The Book of Zerubbabel—a purported Hebrew prophecy about the coming of the messiah, thought to have been written by a 7th-century Jew living in the Byzantine empire—circulated in rabbinic circles throughout the Middle Ages and beyond. In Jewish Messiahs in a Christian Empire, Martha Himmelfarb explores the origins, history, and impact of the book, arguing that much of its content was inspired by the author’s (or authors’) exposure to Christian ideas about the life and death of Jesus. Jae H. Han writes in her review:

This slim book rewards close reading. Through her careful analysis of . . . the Book of Zerubbabel and other contemporaneous sources, Himmelfarb finds evidence of a body of popular traditions about messianic figures circulating among ordinary Jews in the late-antique Byzantine milieu. . . . [T]hese traditions suggest that Jews were both deeply attracted to and repulsed by Christian descriptions of a suffering and dying messiah, his mother Mary, and the figure of an anti-Christ.

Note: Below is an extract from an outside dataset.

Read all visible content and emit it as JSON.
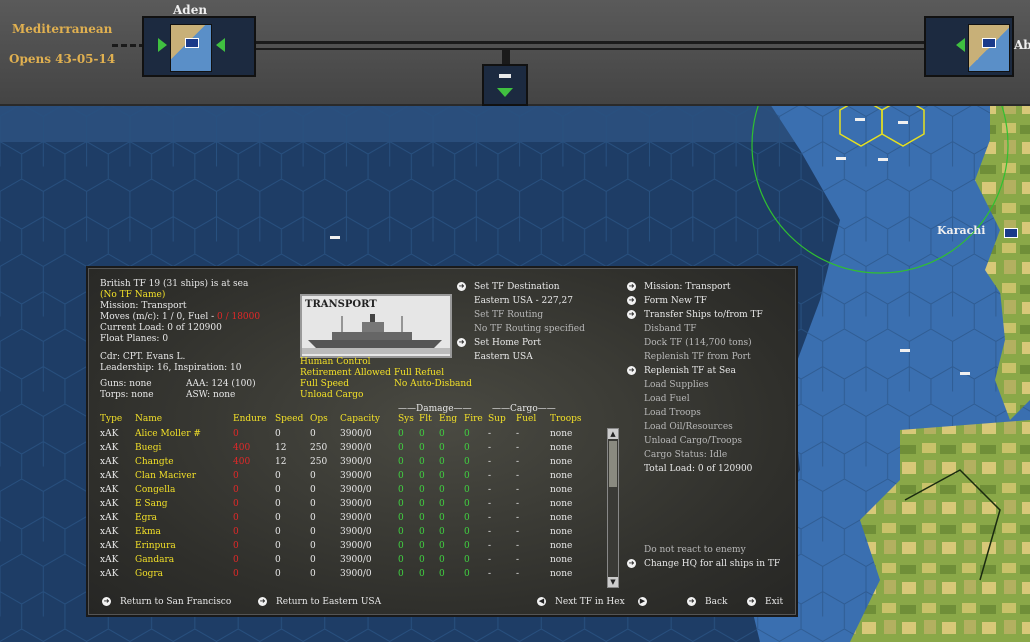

The Book of Zerubbabel passes itself off as a work of biblical prophecy, as evidenced by its debt to Ezekiel and its tendency to employ archaic biblical grammatical forms. . . . [Among its characters is] Hephzibah, the warrior-mother of the messiah. [Himmelfarb] argues that the authors of the Book of Zerubbabel responded to the Byzantine military’s deployment of icons and statues of the Virgin Mary by appropriating and fashioning Hephzibah as a militant mother of the messiah.

In exploring early traditions concerning Hephzibah, Himmelfarb first turns to the figure of a negligent mother of the messiah in the Jerusalem Talmud and argues that the rabbinic story mocks a more popular, positive tradition about this mother. She then discusses the Book of Zerubbabel’s figure of the “Beautiful Statue”—undoubtedly a reference to statues of the Virgin Mary—and its son, Armilos, the Jewish “anti-Christ,” who “is at once the Christian messiah and the equivalent of the Christian anti-Christ.” She argues that book’s depiction of the beautiful statue, which is impregnated by Satan and gives birth to Armilos, is in fact a “parody of the narrative of the virgin birth.”